Comment by Spivak

Comment by Spivak 5 days ago

11 replies

What are you talking about? This has nothing to do with general purpose computing and everything to do with allowing you to authenticate the parts of the Linux boot process that must by necessity be left unencrypted in order to actually boot your computer. This is putting SecureBoot and the TPM to work for your benefit.

It's not propaganda in any sense, it's recognizing that Linux is behind the state of the art compared to Windows/macOS when it comes to preventing tampering with your OS install. It's not saying you should use Windows, it's saying we should improve the Linux boot process to be a tight security-wise as the Windows boot process along with a long explanation of how we get there.

direwolf20 5 days ago

Secure boot is initialized by the first person who physically touches the computer and wants to initialize it. Guess who that is? Hint: it's not the final owner.

It's only secure from evil maker attacks if it can be wiped and reinitialised at any time.

  • Cu3PO42 5 days ago

    You seem to be under the impression that you cannot reset your Secure Boot to setup mode. You can in the UEFI, doing so wipes any enrolled keys. This, of course assumes you trust the UEFI (and hardware) vendors. But if you don't, you have much bigger problems anyway.

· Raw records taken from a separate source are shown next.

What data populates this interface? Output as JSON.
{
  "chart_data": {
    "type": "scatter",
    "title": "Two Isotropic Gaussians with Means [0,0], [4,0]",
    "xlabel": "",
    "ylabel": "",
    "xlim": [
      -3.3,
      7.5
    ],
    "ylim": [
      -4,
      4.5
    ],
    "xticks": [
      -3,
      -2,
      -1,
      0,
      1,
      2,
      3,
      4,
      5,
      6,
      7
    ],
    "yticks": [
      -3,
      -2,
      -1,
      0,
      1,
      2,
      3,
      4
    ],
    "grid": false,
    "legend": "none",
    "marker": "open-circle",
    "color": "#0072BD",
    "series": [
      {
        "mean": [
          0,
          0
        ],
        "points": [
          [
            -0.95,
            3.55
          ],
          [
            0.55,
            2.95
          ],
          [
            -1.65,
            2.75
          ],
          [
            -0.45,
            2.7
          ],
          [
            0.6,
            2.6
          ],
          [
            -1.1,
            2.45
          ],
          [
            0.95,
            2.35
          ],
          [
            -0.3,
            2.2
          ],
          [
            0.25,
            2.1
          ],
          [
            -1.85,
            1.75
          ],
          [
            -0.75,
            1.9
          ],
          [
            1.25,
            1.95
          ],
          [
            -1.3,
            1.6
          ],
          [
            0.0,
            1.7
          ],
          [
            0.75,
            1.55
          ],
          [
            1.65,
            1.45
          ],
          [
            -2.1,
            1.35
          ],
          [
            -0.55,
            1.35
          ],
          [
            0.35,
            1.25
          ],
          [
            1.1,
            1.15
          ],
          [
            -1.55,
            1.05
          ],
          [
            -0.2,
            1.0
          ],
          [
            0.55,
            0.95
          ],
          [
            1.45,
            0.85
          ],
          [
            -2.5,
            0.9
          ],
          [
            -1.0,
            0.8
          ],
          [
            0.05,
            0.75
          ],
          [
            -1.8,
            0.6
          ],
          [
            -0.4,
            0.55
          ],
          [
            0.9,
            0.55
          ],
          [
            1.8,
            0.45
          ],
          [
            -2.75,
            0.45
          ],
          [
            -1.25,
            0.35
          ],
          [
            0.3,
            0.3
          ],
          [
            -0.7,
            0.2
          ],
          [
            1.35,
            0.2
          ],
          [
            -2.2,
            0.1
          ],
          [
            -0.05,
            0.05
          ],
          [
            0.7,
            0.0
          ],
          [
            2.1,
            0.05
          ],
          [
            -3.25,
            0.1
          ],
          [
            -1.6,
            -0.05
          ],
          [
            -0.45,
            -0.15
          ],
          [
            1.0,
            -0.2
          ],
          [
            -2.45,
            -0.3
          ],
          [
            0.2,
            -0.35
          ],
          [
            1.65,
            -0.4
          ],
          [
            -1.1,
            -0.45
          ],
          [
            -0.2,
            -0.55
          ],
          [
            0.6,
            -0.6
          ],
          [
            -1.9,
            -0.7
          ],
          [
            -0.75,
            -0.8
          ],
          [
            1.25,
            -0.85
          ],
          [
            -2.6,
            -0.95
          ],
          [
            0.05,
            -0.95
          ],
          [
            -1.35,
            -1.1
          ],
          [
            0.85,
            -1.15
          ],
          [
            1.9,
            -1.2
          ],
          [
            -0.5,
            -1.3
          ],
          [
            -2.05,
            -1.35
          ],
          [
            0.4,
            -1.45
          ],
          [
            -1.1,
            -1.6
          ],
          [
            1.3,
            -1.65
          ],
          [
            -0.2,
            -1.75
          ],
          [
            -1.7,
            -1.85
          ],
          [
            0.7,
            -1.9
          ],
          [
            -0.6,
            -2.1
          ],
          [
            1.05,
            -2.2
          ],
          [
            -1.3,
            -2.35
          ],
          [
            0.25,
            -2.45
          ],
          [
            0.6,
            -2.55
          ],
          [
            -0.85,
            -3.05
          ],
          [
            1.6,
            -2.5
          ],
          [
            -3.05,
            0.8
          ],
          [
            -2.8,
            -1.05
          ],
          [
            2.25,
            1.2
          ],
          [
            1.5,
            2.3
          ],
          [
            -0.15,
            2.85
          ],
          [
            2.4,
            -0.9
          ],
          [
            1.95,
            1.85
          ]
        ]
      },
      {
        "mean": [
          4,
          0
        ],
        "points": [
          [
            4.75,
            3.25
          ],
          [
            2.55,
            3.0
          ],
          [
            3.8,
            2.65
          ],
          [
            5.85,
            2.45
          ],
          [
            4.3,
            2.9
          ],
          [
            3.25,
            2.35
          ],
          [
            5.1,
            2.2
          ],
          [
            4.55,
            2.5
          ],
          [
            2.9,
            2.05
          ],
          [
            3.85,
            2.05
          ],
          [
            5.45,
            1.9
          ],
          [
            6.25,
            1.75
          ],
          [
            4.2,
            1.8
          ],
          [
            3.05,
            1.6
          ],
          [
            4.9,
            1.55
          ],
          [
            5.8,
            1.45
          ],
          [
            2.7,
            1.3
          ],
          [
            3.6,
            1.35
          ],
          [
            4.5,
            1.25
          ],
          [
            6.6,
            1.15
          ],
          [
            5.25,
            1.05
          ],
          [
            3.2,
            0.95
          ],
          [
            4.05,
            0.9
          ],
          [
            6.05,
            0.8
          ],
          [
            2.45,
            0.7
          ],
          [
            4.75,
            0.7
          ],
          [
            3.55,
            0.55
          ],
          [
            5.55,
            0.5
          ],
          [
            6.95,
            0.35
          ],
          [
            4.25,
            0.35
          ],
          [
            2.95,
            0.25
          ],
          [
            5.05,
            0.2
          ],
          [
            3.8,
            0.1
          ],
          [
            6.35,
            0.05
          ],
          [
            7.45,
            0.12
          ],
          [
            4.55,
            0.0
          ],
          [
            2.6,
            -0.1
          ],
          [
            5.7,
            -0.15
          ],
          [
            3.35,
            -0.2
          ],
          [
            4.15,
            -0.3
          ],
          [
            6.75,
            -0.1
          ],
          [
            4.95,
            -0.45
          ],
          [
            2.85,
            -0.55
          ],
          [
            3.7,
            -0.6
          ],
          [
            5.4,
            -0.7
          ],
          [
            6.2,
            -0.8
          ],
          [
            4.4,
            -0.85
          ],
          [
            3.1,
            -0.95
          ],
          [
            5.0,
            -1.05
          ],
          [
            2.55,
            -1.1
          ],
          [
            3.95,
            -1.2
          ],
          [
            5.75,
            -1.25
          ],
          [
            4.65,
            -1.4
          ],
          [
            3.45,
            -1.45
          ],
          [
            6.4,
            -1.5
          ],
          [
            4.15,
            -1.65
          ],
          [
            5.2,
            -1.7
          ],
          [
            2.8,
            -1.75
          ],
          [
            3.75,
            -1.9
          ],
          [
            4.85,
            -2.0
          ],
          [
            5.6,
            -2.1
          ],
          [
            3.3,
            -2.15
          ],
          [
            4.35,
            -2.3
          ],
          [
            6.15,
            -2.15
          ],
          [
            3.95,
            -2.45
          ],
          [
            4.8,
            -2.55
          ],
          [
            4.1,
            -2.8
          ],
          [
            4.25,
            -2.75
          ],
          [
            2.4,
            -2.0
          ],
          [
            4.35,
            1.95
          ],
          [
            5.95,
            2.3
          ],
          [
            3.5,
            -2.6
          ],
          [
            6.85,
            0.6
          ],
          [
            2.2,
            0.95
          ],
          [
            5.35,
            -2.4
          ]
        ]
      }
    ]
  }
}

    Is it possible someone will eventually build a system that doesn't allow this? Yes. Is this influenced in any way by features of Linux software? No.

    • uecker 5 days ago

      It is certainly influenced by the features of Linux software. If Linux does not support this then this preserves a platform as an escape route where this is not possible and this substantially reduces the incentive to provide certain content and services (!) only when this is enabled.

egorfine 4 days ago

> allowing you to authenticate the parts of the Linux boot

No, not you. Someone else for you. And that's the scary part.

  • Spivak 3 days ago

    Yes you. The parts being expanded upon happen after the shim is authenticated by SecureBoot and are fully in your control. The scary part has already happened, Linux distros support SecureBoot right now and have for a while. Right now the current state of the Linux boot process is all the downsides (in your view) of SecureBoot with none of the upsides because very little is authenticated after that.

    • egorfine 3 days ago

      It's temporary.

      In a few years running random code on your computer would be seen a bit unethical.

egorfine 4 days ago

> we should improve the Linux boot process to be a tight security-wise as the Windows

I hope this never happens. I really want my data secure and I do have something to hide. So, no Microsoft keys on my computer and only I will decide what kind of software I get to run.

Absolutely fuck that.

  • Spivak 3 days ago

    So to I guess spite Microsoft or something you're going to make your data less secure?

    Turning off SecureBoot only means any rando can decide what software runs on your device and install a bootkit. Not authenticating the rest of the boot process as outlined here (what Microsoft calls Trusted Boot) only means that randos can tamper with your OS using the bits that can't be encrypted.

    Literally an own-goal in every sense of the word.

    • egorfine 3 days ago

      > Turning off SecureBoot only means any rando can decide what software runs on your device

      I see it as exactly the opposite: turning SecureBoot on means someone else can and will decide what software runs on my device.

      > spite Microsoft or something you're going to make your data less secure

      We all know very well Microsoft's track record with security and with data protection measures and practice. Trusting Microsoft is... irrational, let's put it that way.